HyperPort was released in 1990 as a commercial product. I am releasing it here as a free download for anyone who wants to try to capture HyperCard stack data before the stacks become inaccessible. Note that I provide no product support or implied warranty for this free download version. Use it at your own risk. Before running the stack, read the manual carefully, follow the tutorial with supplied tutorial files, and perform your exports on BACKUP COPIES OF YOUR STACKS.
HyperPort is, itself, a HyperCard stack. It therefore requires Classic Mode in which to operate.
(I apologize in advance for the photo of the young punk HyperCard guy on the back cover the manual.

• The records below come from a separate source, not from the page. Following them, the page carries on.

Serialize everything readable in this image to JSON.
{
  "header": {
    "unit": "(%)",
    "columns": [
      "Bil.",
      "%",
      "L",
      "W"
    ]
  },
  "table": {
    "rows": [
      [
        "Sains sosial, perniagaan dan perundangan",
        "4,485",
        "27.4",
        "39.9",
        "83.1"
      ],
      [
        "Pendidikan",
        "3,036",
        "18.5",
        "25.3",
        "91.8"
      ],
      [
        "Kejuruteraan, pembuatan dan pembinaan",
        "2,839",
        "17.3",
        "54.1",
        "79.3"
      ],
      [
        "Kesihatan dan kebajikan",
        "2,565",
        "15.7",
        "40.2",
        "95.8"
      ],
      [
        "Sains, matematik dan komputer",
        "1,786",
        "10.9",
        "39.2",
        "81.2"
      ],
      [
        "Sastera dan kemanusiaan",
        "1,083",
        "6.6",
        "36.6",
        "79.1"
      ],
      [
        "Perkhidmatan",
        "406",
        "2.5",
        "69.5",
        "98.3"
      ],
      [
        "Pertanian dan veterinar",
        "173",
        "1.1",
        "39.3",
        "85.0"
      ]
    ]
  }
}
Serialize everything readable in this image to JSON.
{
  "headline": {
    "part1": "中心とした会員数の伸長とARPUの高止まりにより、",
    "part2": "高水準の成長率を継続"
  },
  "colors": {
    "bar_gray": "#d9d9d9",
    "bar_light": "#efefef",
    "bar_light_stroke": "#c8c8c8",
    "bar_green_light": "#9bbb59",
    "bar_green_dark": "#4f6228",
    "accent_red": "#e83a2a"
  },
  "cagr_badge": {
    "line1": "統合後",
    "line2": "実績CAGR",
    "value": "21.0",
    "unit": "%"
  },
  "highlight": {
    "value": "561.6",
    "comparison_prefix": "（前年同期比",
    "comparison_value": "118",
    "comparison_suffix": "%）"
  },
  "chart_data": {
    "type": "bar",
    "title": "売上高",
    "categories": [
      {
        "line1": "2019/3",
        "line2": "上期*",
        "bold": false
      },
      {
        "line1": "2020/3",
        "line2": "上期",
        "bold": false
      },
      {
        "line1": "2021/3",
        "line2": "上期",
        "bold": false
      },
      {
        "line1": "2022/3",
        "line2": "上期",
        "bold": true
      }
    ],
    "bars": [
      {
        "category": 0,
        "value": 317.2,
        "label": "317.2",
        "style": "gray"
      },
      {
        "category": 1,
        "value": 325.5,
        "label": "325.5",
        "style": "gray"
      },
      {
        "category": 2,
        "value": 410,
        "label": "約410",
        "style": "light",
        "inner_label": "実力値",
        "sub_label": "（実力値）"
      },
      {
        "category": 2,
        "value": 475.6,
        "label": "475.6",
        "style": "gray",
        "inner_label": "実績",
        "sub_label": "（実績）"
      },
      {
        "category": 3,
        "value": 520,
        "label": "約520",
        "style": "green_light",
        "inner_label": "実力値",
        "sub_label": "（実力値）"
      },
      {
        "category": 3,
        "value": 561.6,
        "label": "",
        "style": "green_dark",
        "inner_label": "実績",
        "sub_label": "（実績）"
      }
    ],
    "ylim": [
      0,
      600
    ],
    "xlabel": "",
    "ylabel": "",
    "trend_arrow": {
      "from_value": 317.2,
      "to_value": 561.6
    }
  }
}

For a view of what the ravages of time can inflict, watch my music video from early 2007.)
Download HyperPort™ Now (program, tutorial stacks, PDF manual: 8.3 MB).
If you can’t bear to part with your old HyperCard stacks, I recently discovered a Mac OS emulator that runs well under Snow Leopard (and, presumably, regular Leopard). You can find out more at the SheepShaver web site. You’ll need to dig out your old Mac OS installer CDs to locate the necessary ROM image file and OS installers, but once you do it and follow the instructions to the letter, you should be able to run HyperCard on your fancy, otherwise up-to-date Mac. As with other OS emulators, there is a shared volume that gives your emulated OS access to files on your main Mac OS X hard drive — allowing you to copy your old stack files to the emulated hard disk. I was able to run my old copy of Connections (a fairly sophisticated set of related stacks) without any problems.
In case you want to do some script editing in Classic Mode under Tiger (10.4), here’s a tip passed along by Kee Nethery:
HyperCard will run under Classic in Mac OS X 10.4 on a PowerPC machine but script editing will have problems. For script editing to work without errors, run the HyperCard application from a disk other than the start-up disk. An easy way to create another disk is to use the Disk Utility to create a virtual disk and to then move HyperCard to that virtual disk.